Finding Claims and Lawsuits
This can be really hard, mainly because of the different state and federal court systems, and the way records are kept. However, here’s how to do a free and basic search that may find a doctor and turn up some (but not necessarily all) medical malpractice cases against that physician:
Then, on the next screen, make sure to check all state and all federal courts:
Then, click done, and search by the doctor’s name.
This will search mainly for things that judges have written in cases. It will probably not search every possible case.
2. Sometimes, your state license search will turn up medical malpractice cases and claims.
3. You can look for filed lawsuits by, usually, searching state court records. This is very difficult because some states allow you to search statewide, but many require you to query each county. Therefore, I would limit myself only to the county where the doctor works (or has worked), but you can look in as many as you want.
The way to find these search functions is to simply Google the name of the county, and “case search” or “case docket search” or something similar.
Again, the mere fact of filed medical malpractice cases and claims don’t mean the doctor did anything wrong. They mean that someone, at some point, alleged they did. However, they’re pieces of information you can consider.
Check Rating Websites
These days, there are websites where people rate and review doctors, such as Healthgrades and even Google Maps. These reviews may or may not be useful, depending on many factors such as number of reviews and how detailed and well-written they are.
One the one hand, you may not want to put much stock on a single bad review. One other other, if a doctor has 90 bad reviews and 10 good ones, that may give you pause.
Find A Doctor Linked A Prestigious Health System
This a more a shortcut to use to find a doctor, than a screening method. If a doctor is part of, or linked to, a prestigious health system (including medical school systems), it’s likely that such physician has been checked out by that system and is considered a good doctor. I can’t imagine, for instance, that a major university will knowingly have an incompetent doctor working for it or teaching there.

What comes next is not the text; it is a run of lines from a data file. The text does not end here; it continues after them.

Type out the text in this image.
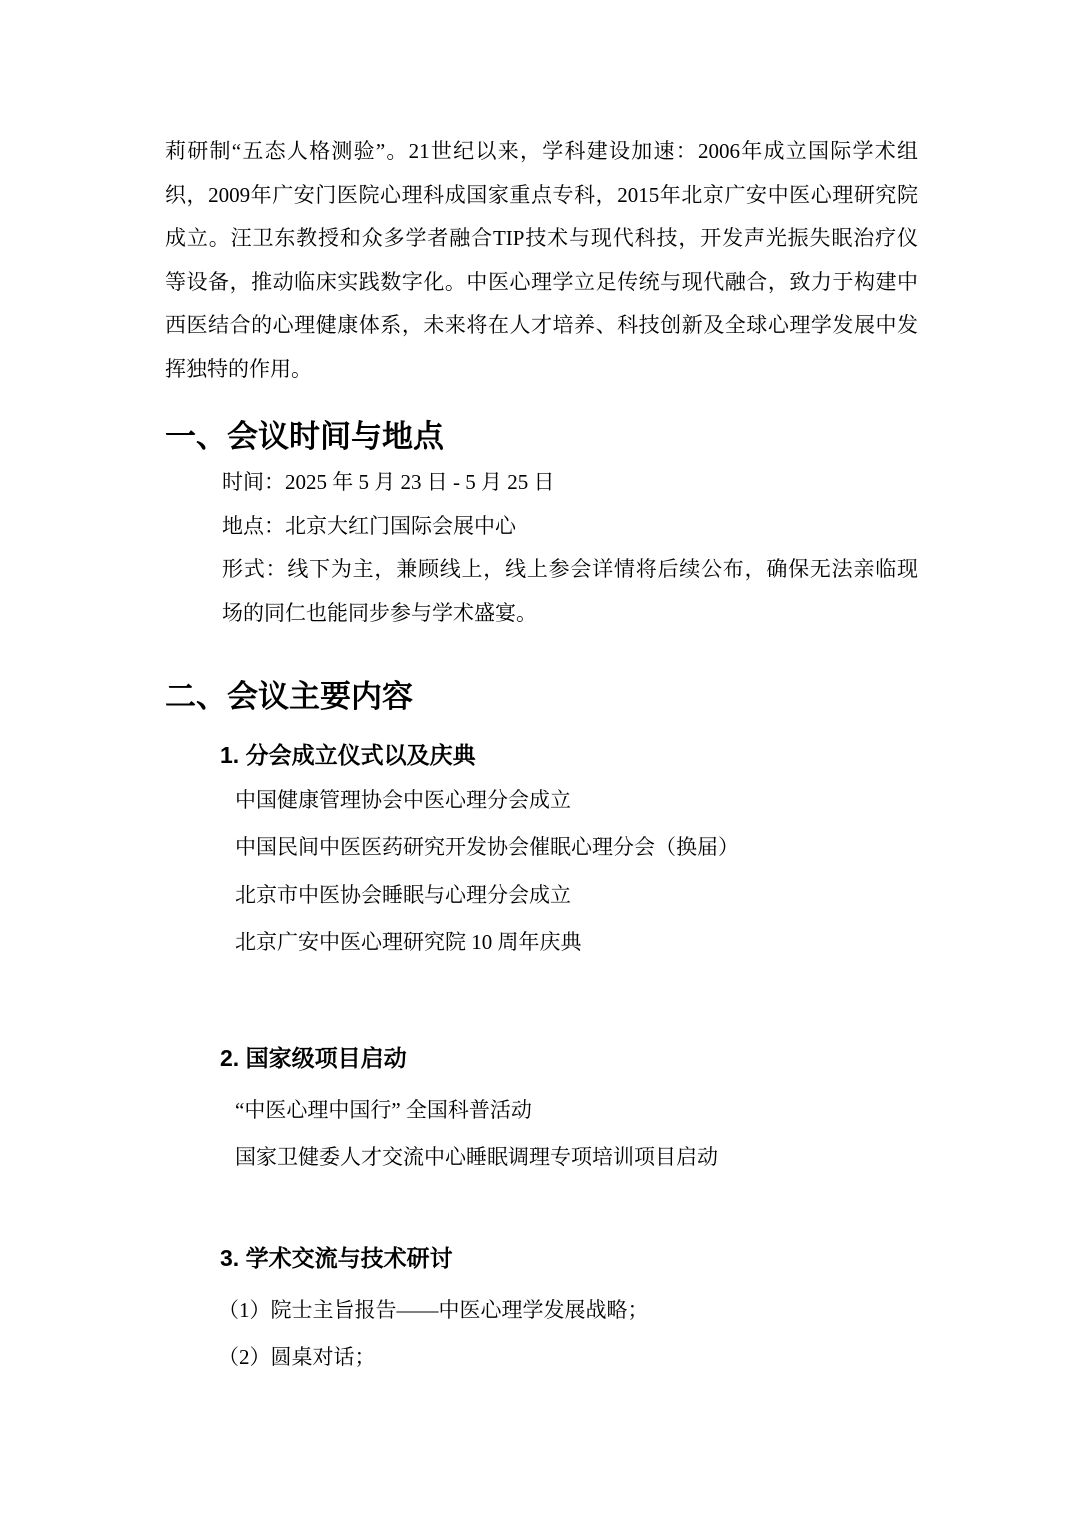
莉研制“五态人格测验”。21世纪以来，学科建设加速：2006年成立国际学术组
织，2009年广安门医院心理科成国家重点专科，2015年北京广安中医心理研究院
成立。汪卫东教授和众多学者融合TIP技术与现代科技，开发声光振失眠治疗仪
等设备，推动临床实践数字化。中医心理学立足传统与现代融合，致力于构建中
西医结合的心理健康体系，未来将在人才培养、科技创新及全球心理学发展中发
挥独特的作用。
一、会议时间与地点
时间：2025 年 5 月 23 日 - 5 月 25 日
地点：北京大红门国际会展中心
形式：线下为主，兼顾线上，线上参会详情将后续公布，确保无法亲临现
场的同仁也能同步参与学术盛宴。
二、会议主要内容
1. 分会成立仪式以及庆典
中国健康管理协会中医心理分会成立
中国民间中医医药研究开发协会催眠心理分会（换届）
北京市中医协会睡眠与心理分会成立
北京广安中医心理研究院 10 周年庆典
2. 国家级项目启动
“中医心理中国行” 全国科普活动
国家卫健委人才交流中心睡眠调理专项培训项目启动
3. 学术交流与技术研讨
（1）院士主旨报告——中医心理学发展战略；
（2）圆桌对话；
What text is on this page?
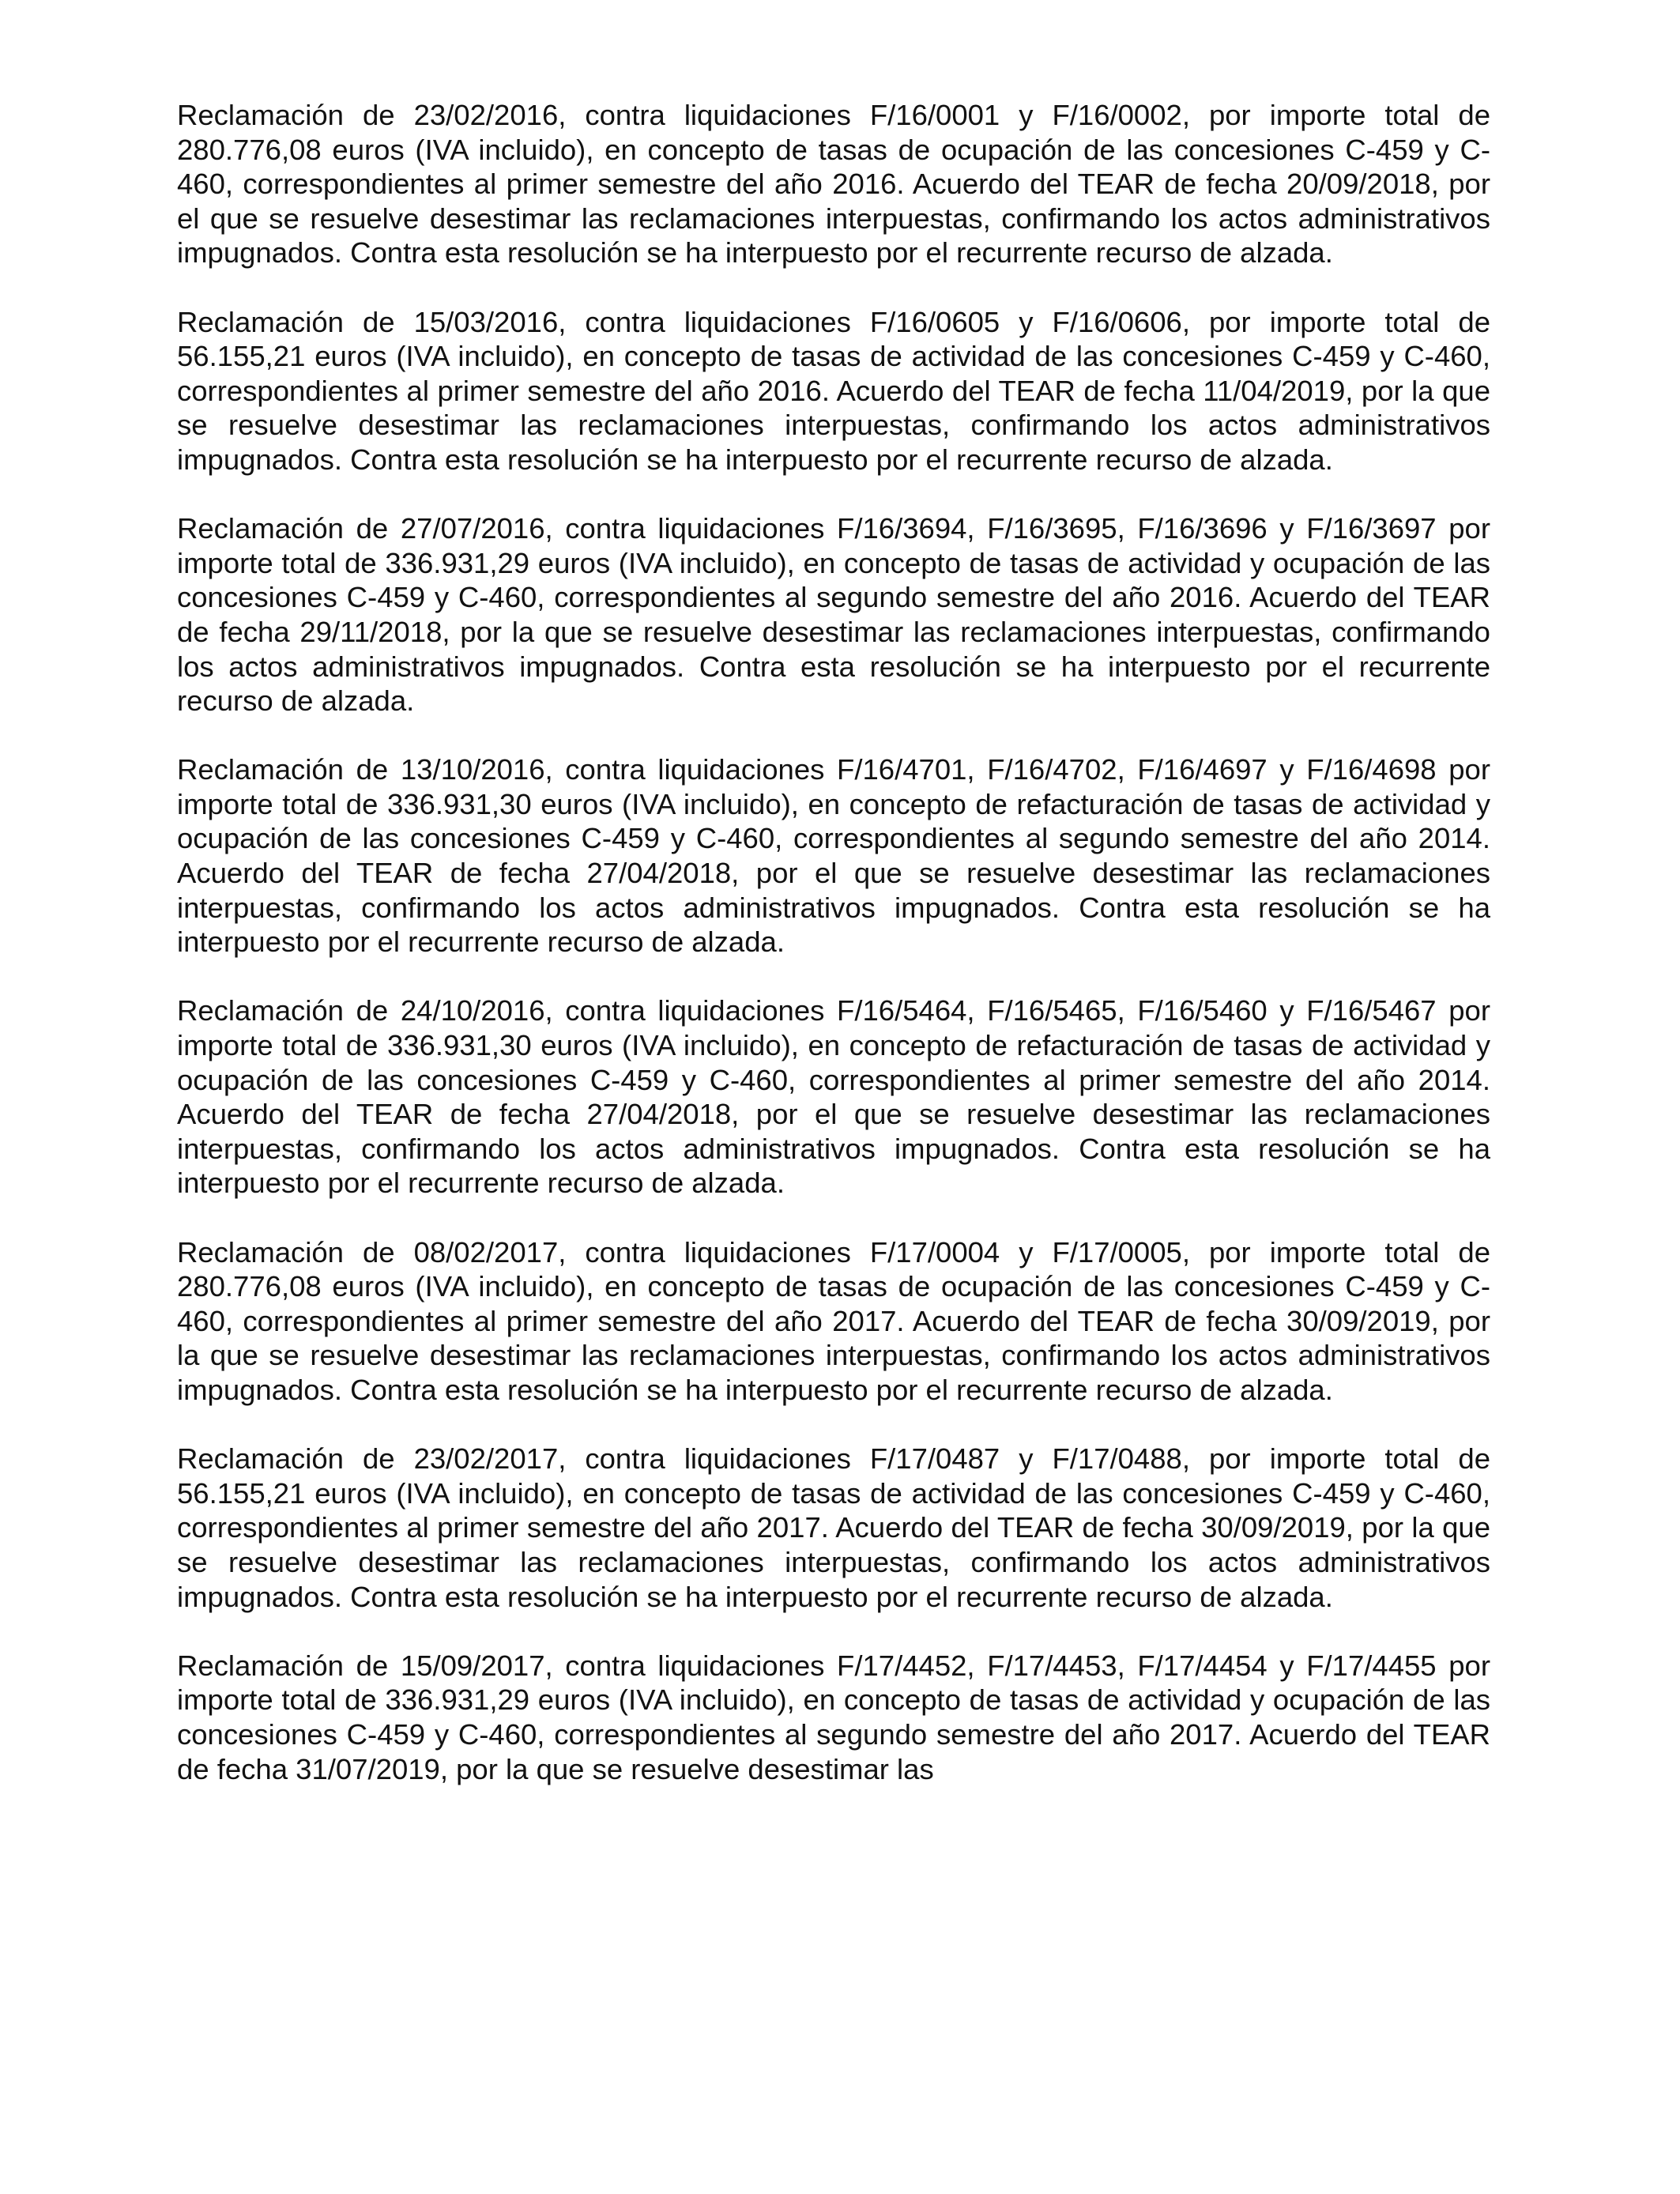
Reclamación de 23/02/2016, contra liquidaciones F/16/0001 y F/16/0002, por importe total de 280.776,08 euros (IVA incluido), en concepto de tasas de ocupación de las concesiones C-459 y C-460, correspondientes al primer semestre del año 2016. Acuerdo del TEAR de fecha 20/09/2018, por el que se resuelve desestimar las reclamaciones interpuestas, confirmando los actos administrativos impugnados. Contra esta resolución se ha interpuesto por el recurrente recurso de alzada.

Reclamación de 15/03/2016, contra liquidaciones F/16/0605 y F/16/0606, por importe total de 56.155,21 euros (IVA incluido), en concepto de tasas de actividad de las concesiones C-459 y C-460, correspondientes al primer semestre del año 2016. Acuerdo del TEAR de fecha 11/04/2019, por la que se resuelve desestimar las reclamaciones interpuestas, confirmando los actos administrativos impugnados. Contra esta resolución se ha interpuesto por el recurrente recurso de alzada.

Reclamación de 27/07/2016, contra liquidaciones F/16/3694, F/16/3695, F/16/3696 y F/16/3697 por importe total de 336.931,29 euros (IVA incluido), en concepto de tasas de actividad y ocupación de las concesiones C-459 y C-460, correspondientes al segundo semestre del año 2016. Acuerdo del TEAR de fecha 29/11/2018, por la que se resuelve desestimar las reclamaciones interpuestas, confirmando los actos administrativos impugnados. Contra esta resolución se ha interpuesto por el recurrente recurso de alzada.

Reclamación de 13/10/2016, contra liquidaciones F/16/4701, F/16/4702, F/16/4697 y F/16/4698 por importe total de 336.931,30 euros (IVA incluido), en concepto de refacturación de tasas de actividad y ocupación de las concesiones C-459 y C-460, correspondientes al segundo semestre del año 2014. Acuerdo del TEAR de fecha 27/04/2018, por el que se resuelve desestimar las reclamaciones interpuestas, confirmando los actos administrativos impugnados. Contra esta resolución se ha interpuesto por el recurrente recurso de alzada.

Reclamación de 24/10/2016, contra liquidaciones F/16/5464, F/16/5465, F/16/5460 y F/16/5467 por importe total de 336.931,30 euros (IVA incluido), en concepto de refacturación de tasas de actividad y ocupación de las concesiones C-459 y C-460, correspondientes al primer semestre del año 2014. Acuerdo del TEAR de fecha 27/04/2018, por el que se resuelve desestimar las reclamaciones interpuestas, confirmando los actos administrativos impugnados. Contra esta resolución se ha interpuesto por el recurrente recurso de alzada.

Reclamación de 08/02/2017, contra liquidaciones F/17/0004 y F/17/0005, por importe total de 280.776,08 euros (IVA incluido), en concepto de tasas de ocupación de las concesiones C-459 y C-460, correspondientes al primer semestre del año 2017. Acuerdo del TEAR de fecha 30/09/2019, por la que se resuelve desestimar las reclamaciones interpuestas, confirmando los actos administrativos impugnados. Contra esta resolución se ha interpuesto por el recurrente recurso de alzada.

Reclamación de 23/02/2017, contra liquidaciones F/17/0487 y F/17/0488, por importe total de 56.155,21 euros (IVA incluido), en concepto de tasas de actividad de las concesiones C-459 y C-460, correspondientes al primer semestre del año 2017. Acuerdo del TEAR de fecha 30/09/2019, por la que se resuelve desestimar las reclamaciones interpuestas, confirmando los actos administrativos impugnados. Contra esta resolución se ha interpuesto por el recurrente recurso de alzada.

Reclamación de 15/09/2017, contra liquidaciones F/17/4452, F/17/4453, F/17/4454 y F/17/4455 por importe total de 336.931,29 euros (IVA incluido), en concepto de tasas de actividad y ocupación de las concesiones C-459 y C-460, correspondientes al segundo semestre del año 2017. Acuerdo del TEAR de fecha 31/07/2019, por la que se resuelve desestimar las
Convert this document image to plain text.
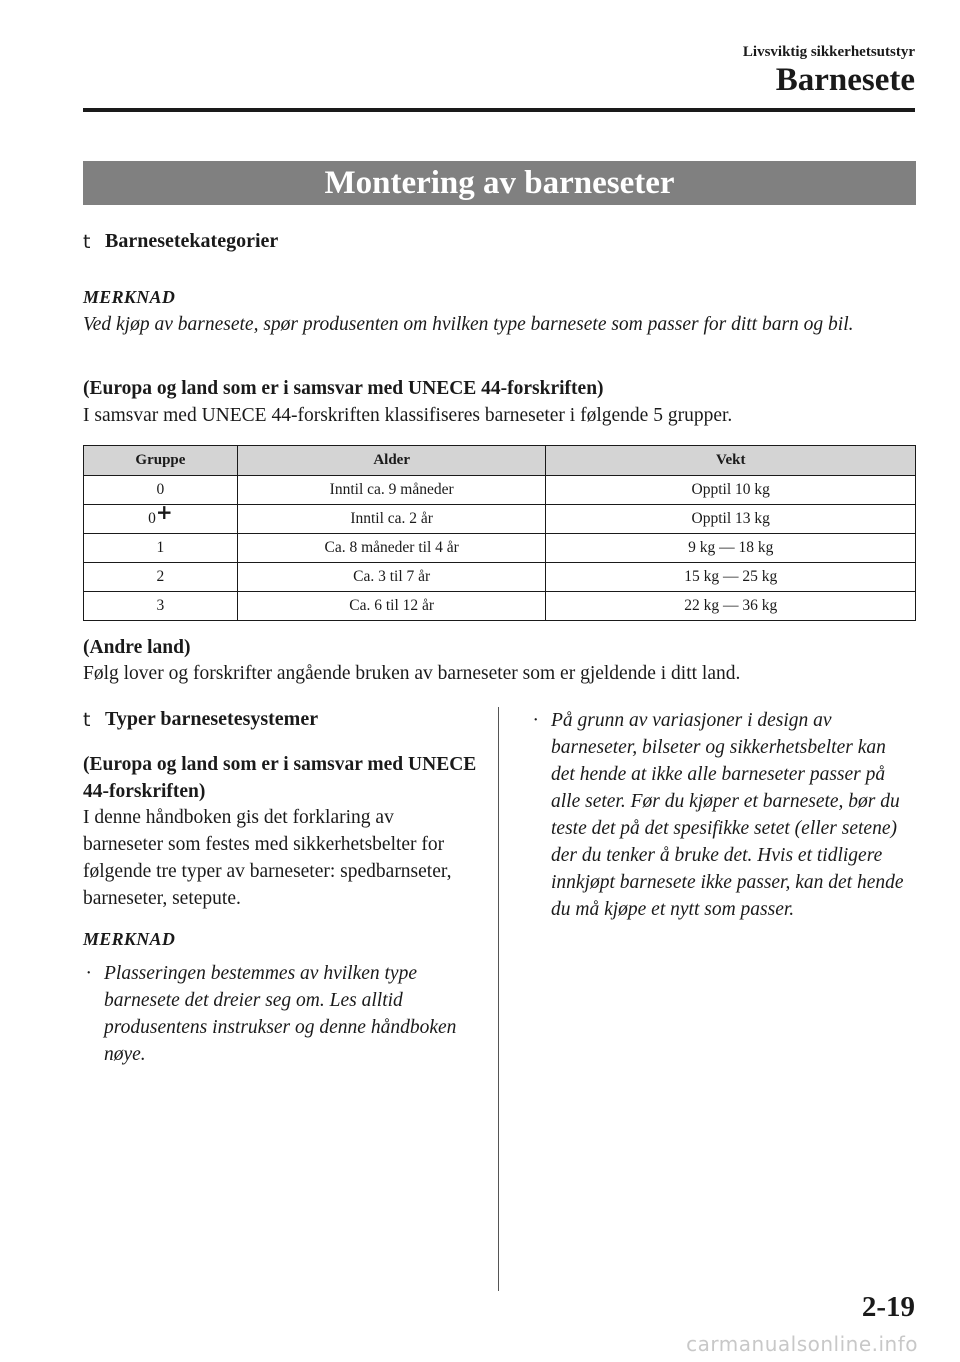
Livsviktig sikkerhetsutstyr
Barnesete
Montering av barneseter
t Barnesetekategorier
MERKNAD
Ved kjøp av barnesete, spør produsenten om hvilken type barnesete som passer for ditt barn og bil.
(Europa og land som er i samsvar med UNECE 44-forskriften)
I samsvar med UNECE 44-forskriften klassifiseres barneseter i følgende 5 grupper.
Gruppe	Alder	Vekt
0	Inntil ca. 9 måneder	Opptil 10 kg
0+	Inntil ca. 2 år	Opptil 13 kg
1	Ca. 8 måneder til 4 år	9 kg ― 18 kg
2	Ca. 3 til 7 år	15 kg ― 25 kg
3	Ca. 6 til 12 år	22 kg ― 36 kg
(Andre land)
Følg lover og forskrifter angående bruken av barneseter som er gjeldende i ditt land.
t Typer barnesetesystemer
(Europa og land som er i samsvar med UNECE 44-forskriften)
I denne håndboken gis det forklaring av barneseter som festes med sikkerhetsbelter for følgende tre typer av barneseter: spedbarnseter, barneseter, setepute.
MERKNAD
· Plasseringen bestemmes av hvilken type barnesete det dreier seg om. Les alltid produsentens instrukser og denne håndboken nøye.
· På grunn av variasjoner i design av barneseter, bilseter og sikkerhetsbelter kan det hende at ikke alle barneseter passer på alle seter. Før du kjøper et barnesete, bør du teste det på det spesifikke setet (eller setene) der du tenker å bruke det. Hvis et tidligere innkjøpt barnesete ikke passer, kan det hende du må kjøpe et nytt som passer.
2-19
carmanualsonline.info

That said, many excellent doctors have their own practices and are not associated with major systems or universities. However, like I said, such associations can be a quick way to check if a doctor is well-credentialed.
Summing It Up
Well, there you have it. I think judgment is key here. I myself won’t go through all this background check rigmarole if all I have is a cold and need a doctor quickly. However, if I’m having open-heart surgery, you bet I’ll research the surgeon before going under the knife.
Knowledge is power. How you use it is up to you.
What do you think about running a background check on a new doctor? How do you find a doctor?